Organize things with their vet
If you need a closer vet to your new home, be sure to find one ahead of time and have your old vet transfer over your pet’s files. Take the opportunity to ask your vet advice about any concerns you have with your pet on moving day, like anxiety or motion sickness in the car.

Update their tags/microchip
The bolt risk for an animal at a new home is as high as their stress level.
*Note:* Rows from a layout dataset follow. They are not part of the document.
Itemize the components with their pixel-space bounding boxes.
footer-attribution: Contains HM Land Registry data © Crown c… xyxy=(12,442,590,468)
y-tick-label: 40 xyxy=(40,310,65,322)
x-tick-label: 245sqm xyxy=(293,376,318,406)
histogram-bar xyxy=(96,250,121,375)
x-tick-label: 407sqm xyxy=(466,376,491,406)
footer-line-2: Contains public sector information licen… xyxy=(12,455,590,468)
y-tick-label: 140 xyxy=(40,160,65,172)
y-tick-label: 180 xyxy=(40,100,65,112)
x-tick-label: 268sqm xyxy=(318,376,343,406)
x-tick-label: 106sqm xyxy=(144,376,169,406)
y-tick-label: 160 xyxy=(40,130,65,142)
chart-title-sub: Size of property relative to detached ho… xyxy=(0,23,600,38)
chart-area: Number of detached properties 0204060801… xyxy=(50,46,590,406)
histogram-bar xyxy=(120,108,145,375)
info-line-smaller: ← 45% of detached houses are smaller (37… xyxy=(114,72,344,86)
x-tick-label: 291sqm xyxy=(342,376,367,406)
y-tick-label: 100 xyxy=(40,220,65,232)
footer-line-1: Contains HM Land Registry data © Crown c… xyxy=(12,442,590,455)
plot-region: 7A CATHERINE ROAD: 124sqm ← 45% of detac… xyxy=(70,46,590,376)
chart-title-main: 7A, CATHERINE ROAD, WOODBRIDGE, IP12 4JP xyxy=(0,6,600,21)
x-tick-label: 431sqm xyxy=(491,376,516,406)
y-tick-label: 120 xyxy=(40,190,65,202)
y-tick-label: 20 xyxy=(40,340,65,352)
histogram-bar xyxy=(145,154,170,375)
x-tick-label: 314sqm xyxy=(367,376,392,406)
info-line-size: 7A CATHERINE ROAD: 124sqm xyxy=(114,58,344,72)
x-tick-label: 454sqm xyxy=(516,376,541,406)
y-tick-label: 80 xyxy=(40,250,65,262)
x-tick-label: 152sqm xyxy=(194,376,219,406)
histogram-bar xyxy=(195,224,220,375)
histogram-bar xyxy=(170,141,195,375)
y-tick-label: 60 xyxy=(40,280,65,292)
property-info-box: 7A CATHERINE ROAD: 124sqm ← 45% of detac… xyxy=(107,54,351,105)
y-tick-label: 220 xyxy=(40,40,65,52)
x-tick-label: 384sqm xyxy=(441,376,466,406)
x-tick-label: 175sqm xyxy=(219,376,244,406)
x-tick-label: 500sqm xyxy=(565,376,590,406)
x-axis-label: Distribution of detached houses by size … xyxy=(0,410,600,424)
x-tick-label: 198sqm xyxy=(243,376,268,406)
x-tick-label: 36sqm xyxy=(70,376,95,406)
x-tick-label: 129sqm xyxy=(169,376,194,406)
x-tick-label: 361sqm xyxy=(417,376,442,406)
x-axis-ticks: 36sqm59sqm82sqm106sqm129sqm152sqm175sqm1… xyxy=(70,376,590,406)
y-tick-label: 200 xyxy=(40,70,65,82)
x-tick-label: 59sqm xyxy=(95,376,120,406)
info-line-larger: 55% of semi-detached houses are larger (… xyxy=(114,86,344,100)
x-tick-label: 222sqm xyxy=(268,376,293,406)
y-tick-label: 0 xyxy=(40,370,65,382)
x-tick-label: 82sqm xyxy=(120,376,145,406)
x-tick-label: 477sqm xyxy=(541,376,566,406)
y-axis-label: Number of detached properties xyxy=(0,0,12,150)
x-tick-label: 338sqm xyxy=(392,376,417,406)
Update their tags and microchip info (if they have a chip) right away so that they can easily be returned to you if they happen to slip out past a mover.

Keep their supplies easily accessible during all phases of the move
Having their essential food, toys, bedding, and dishes nearby reassures pets that nothing negative is happening, and keeps feeding and play time convenient in the hectic environment of moving boxes.

One of the under-appreciated tips for hiring a moving company: choose one that is animal-friendly
When you’re planning your whole house move, look for pet-friendly moving services who will delicately handle supplies, heed the warning to keep certain doors closed, or simply be conscious of a stressed animal. Forewarn the movers about need-to-know pet info so everyone is on the same page.

Finally, give your pet time to adjust to their new environment. Don’t let them roam alone around the yard or neighborhood until they have acclimated, and give them support and reassurance (lots of treats!) that the new home is a good thing. You know you’re settled when they finally start to look at home.